U.S. crash investigators have been unable to probe 13 accidents since the government partially shut down, the head of the National Transportation Safety Board said.
They include a fatal bus collision in Tennessee, a crude oil pipeline spill in North Dakota and the crash of a U.S. drug interdiction plane in Colombia that killed four people, NTSB Chairman Deborah Hersman told a Senate hearing today. About 1,500 investigations in all have been put on hold, Hersman said.
“I urge you to take action to permit the NTSB to resume its critical safety mission,” Hersman said in written testimony for the Senate Commerce, Science and Transportation Committee.
The accident investigation agency, which makes safety recommendations to regulators, has sent all but 22 of its 405 employees home since U.S. lawmakers failed to approve spending for the fiscal year starting Oct. 1.
The NTSB has also had to postpone two hearings, including one planned for next month into the crash of an Asiana Airlines Inc. (020560) plane attempting to land July 6 in San Francisco, Hersman said. The crash killed three passengers and injured dozens as the plane broke apart and slid to a stop.
Hersman said she’s been most frustrated by having tell investigators who’ve been asking to go to accident sites that they can’t. Over the long term, the agency may fail to find safety risks, she said.
“If we don’t go, we don’t know,” she said.
Many U.S. government services have been shuttered for more than a week and the country is six days away from running out of cash to pay all of its debts. Congressional Republicans are at odds with Democrats and President Barack Obama’s administration over funding the government and raising the ceiling on U.S. borrowing.
Senator Jay Rockefeller, the West Virginia Democrat who is chairman of the commerce committee, released a report today before the hearing on the economic impacts of the shutdown.
Communities near closed national parks are losing as much as $30 million a day, the development of a replacement air-traffic control system is on hold and king-crab fishing in Alaska is at risk without the government running, according to the report.
Rockefeller said the shutdown was threatening the economy’s recovery from the downturn that began in 2008, and criticized Republicans.
“They have recklessly been putting our economy at risk of a relapse,” he said in an opening statement. “This shutdown is doing enormous harm to our country and it is totally avoidable.”

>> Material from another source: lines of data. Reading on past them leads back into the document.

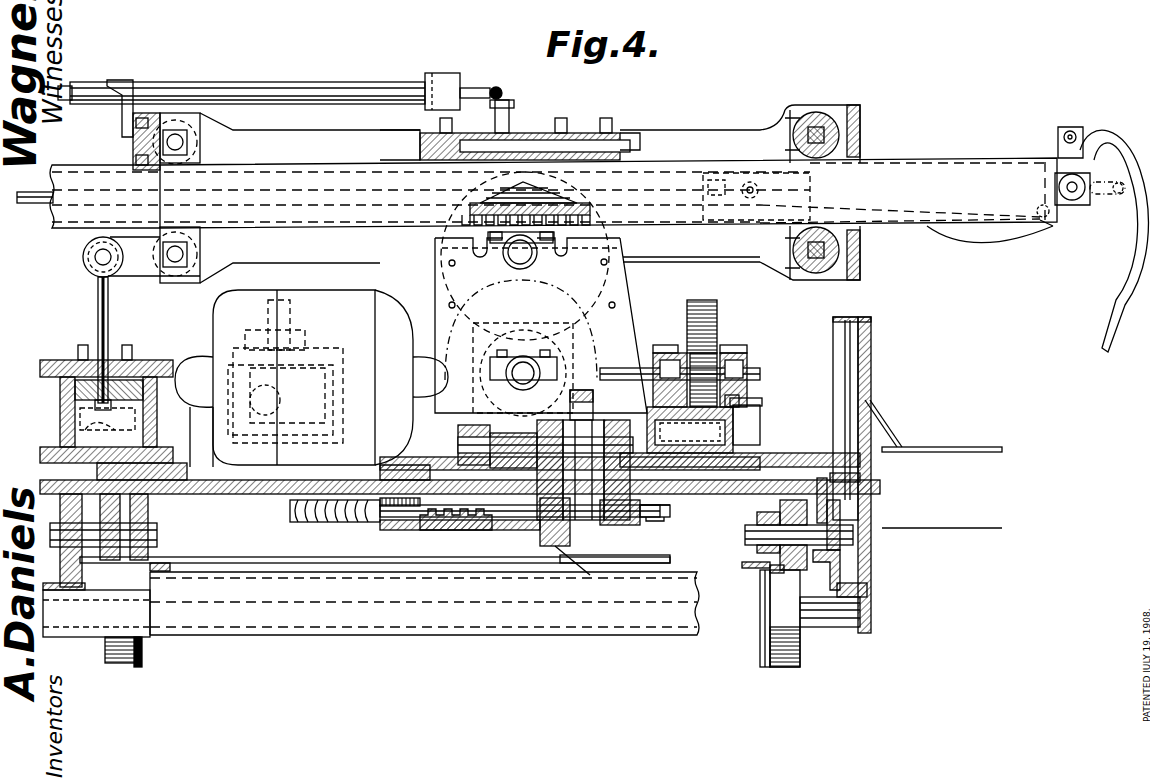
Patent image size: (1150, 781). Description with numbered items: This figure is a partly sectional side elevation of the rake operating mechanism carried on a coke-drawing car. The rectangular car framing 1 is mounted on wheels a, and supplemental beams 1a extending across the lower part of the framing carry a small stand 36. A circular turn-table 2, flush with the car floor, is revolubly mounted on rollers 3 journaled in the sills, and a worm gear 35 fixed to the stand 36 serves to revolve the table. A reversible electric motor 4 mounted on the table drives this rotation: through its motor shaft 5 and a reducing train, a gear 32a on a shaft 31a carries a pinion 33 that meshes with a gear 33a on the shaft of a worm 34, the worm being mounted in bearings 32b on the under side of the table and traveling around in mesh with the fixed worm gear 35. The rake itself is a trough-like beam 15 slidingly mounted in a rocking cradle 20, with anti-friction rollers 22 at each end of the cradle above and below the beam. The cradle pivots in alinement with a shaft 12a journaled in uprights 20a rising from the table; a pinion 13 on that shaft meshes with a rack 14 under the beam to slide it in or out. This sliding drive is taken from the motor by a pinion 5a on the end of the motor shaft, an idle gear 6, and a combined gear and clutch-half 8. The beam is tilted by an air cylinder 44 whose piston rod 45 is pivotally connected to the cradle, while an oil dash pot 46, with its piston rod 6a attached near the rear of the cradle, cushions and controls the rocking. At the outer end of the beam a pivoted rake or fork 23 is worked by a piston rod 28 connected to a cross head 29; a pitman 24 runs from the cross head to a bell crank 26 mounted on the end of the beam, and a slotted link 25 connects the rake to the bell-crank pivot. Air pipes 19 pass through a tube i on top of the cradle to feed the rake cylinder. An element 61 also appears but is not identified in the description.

The tube i is at (303, 84).
The air pipes 19 is at (80, 95).
The rocking cross head or cradle 20 is at (570, 133).
The rake beam 15 is at (105, 196).
The piston rod 28 is at (43, 204).
The anti-friction rollers 22 is at (200, 140).
The cross head 29 is at (727, 182).
The bell crank 26 is at (1068, 158).
The slotted link 25 is at (1087, 203).
The pivoted rake or fork 23 is at (1130, 240).
The pitman 24 is at (1006, 230).
The rack 14 is at (475, 215).
The pinion 13 is at (535, 252).
The shaft 12a is at (518, 250).
The uprights 20a is at (615, 290).
The motor shaft 5 is at (618, 382).
The combined gear and clutch-half 8 is at (686, 306).
The idle gear 6 is at (712, 340).
The pinion 5a is at (735, 412).
The gear 32a is at (690, 430).
The shaft 31a is at (495, 437).
The pinion 33 is at (540, 440).
The reversible electric motor 4 is at (225, 343).
The piston rod of dash pot 6a is at (268, 330).
The oil dash pot 46 is at (318, 395).
The piston rod 45 is at (97, 301).
The air cylinder 44 is at (40, 413).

Senator Roger Wicker, a Mississippi Republican, said both sides must be willing to compromise before an agreement can be reached. Wicker was the only Republican to attend the hearing.
“In order to end the shutdown, both sides need to work together,” Wicker said. “Perhaps we are getting closer to a negotiating process.”
Smaller suppliers in the aerospace industry are suffering more than more established companies, said Marion Blakey, president and chief executive officer of the Aerospace Industries Association, an Arlington, Virginia-based trade group.
“With limited cash flow, they are at risk of shuttering their operations in the event of an extended shutdown,” Blakey told the committee.
Keith Colburn, an Alaska-based sea captain featured on the Discovery Channel program “Deadliest Catch,” said the shutdown would delay the Oct. 15 opening of fishing season.
“This is the first time in my 28 years of fishing that I haven’t been in the Bering Sea in October getting ready to fish,” he told the committee.
“I’m a small businessman in a big ocean with big bills. I need to go fishing.”